Transit has different advantages. It can be slower than bicycling, especially in the case of buses. You might have to wait. At home in San Francisco, I admit I bike more often than I ride transit, to save time. But when you ride transit, you don’t have to worry about a bike or car parked in a fixed location. You can walk from one place to another, boarding a totally different line at a totally different stop to get home. You can still get home safely if you’re tired or have indulged in substances. Or, if you’re mentally sharp, you can read a great book or catch up on emails along the way. And transit can accommodate more types of disabilities, including temporary ones most of us will experience at some point.
Together, bikes and transit, and a transportation system that makes them safe and practical, offer freedom. Cars could never.
The association of cars with freedom is a marketing myth. It can never be realized. Car ads depict “the open road,” where there’s nothing but you and your car, speeding along. That’s not our reality. The days of the frontier are over. We live in cities (and suburbs, but they’re just sprawled out, space-wasting cities). Unless you’re in a depopulated, disinvested place—and that comes with its own problems—there’s going to be congestion. Driving a car is going to get you stuck in traffic. You have to worry about parking that huge thing. About it getting scratched or burglarized while parked. And you have to ultimately get back to your car, which limits your options for where you can go in the city, what you can do.

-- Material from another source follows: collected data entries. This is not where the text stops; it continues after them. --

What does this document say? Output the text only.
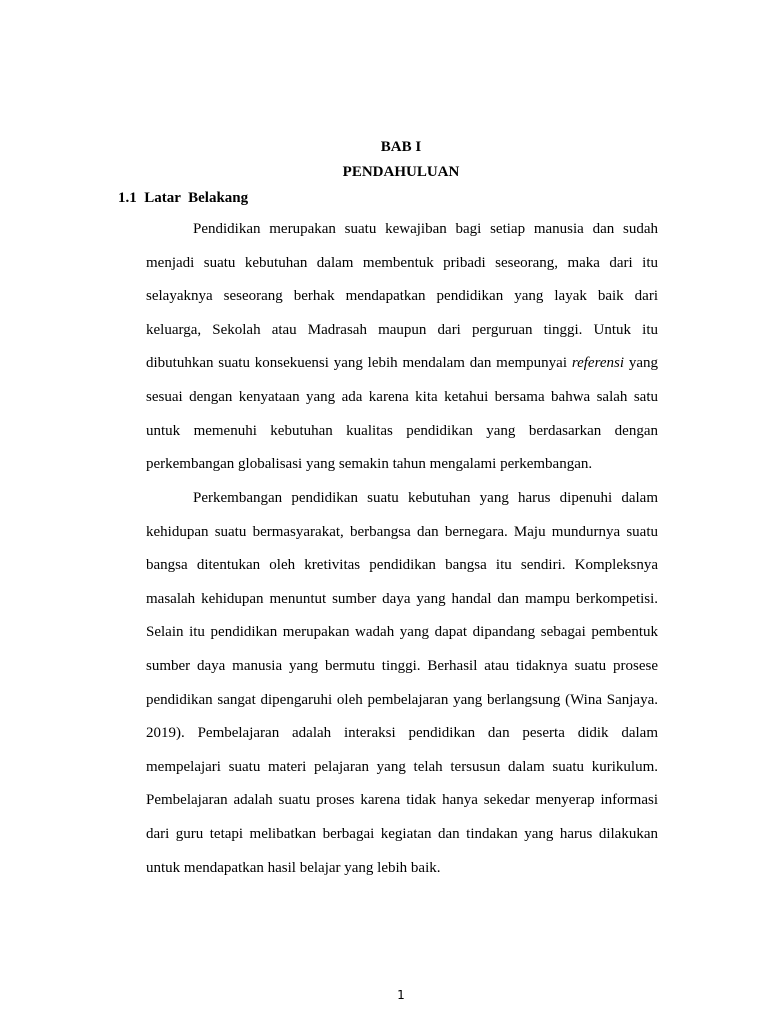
BAB I
PENDAHULUAN
1.1  Latar  Belakang

Pendidikan merupakan suatu kewajiban bagi setiap manusia dan sudah menjadi suatu kebutuhan dalam membentuk pribadi seseorang, maka dari itu selayaknya seseorang berhak mendapatkan pendidikan yang layak baik dari keluarga, Sekolah atau Madrasah maupun dari perguruan tinggi. Untuk itu dibutuhkan suatu konsekuensi yang lebih mendalam dan mempunyai referensi yang sesuai dengan kenyataan yang ada karena kita ketahui bersama bahwa salah satu untuk memenuhi kebutuhan kualitas pendidikan yang berdasarkan dengan perkembangan globalisasi yang semakin tahun mengalami perkembangan.

Perkembangan pendidikan suatu kebutuhan yang harus dipenuhi dalam kehidupan suatu bermasyarakat, berbangsa dan bernegara. Maju mundurnya suatu bangsa ditentukan oleh kretivitas pendidikan bangsa itu sendiri. Kompleksnya masalah kehidupan menuntut sumber daya yang handal dan mampu berkompetisi. Selain itu pendidikan merupakan wadah yang dapat dipandang sebagai pembentuk sumber daya manusia yang bermutu tinggi. Berhasil atau tidaknya suatu prosese pendidikan sangat dipengaruhi oleh pembelajaran yang berlangsung (Wina Sanjaya. 2019). Pembelajaran adalah interaksi pendidikan dan peserta didik dalam mempelajari suatu materi pelajaran yang telah tersusun dalam suatu kurikulum. Pembelajaran adalah suatu proses karena tidak hanya sekedar menyerap informasi dari guru tetapi melibatkan berbagai kegiatan dan tindakan yang harus dilakukan untuk mendapatkan hasil belajar yang lebih baik.

1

For the supposed freedom of driving to be real, there would need to be only a few people with cars. If only 1 in 50 city dwellers had cars, there would be enough space for parking. Traffic wouldn’t back up. It would offer a big advantage over everyone else in getting around (provided that everyone else was prevented by law, custom, or the threat of violence from getting in the way). But as soon as car ownership becomes widespread, that’s gone. The cars overwhelm the space. It’s a geometry problem. It’s why 50 years ago, André Gorz observed that “the car is a luxury good. And the essence of luxury is that it cannot be democratized. If everyone can have luxury, no one gets any advantages from it.” By coincidence, that same year, 1973, San Francisco passed its Transit First policy.
Unfortunately, few people in charge of transportation planning in the United States heeded Gorz’s warning. Even my city often ignores its Transit First policy. So now we’ve got a society where the car is mandatory for many people, where transit is often slow and infrequent if it goes where one needs to go at all, where there’s no safe place for a bicycle on busy roads. In this system, of course it feels like a burden lifted when you go from lacking car access to having it.
But that’s not freedom, just coping with a fundamentally unfree system. If we want real freedom of mobility, it will come from bikes and public transit.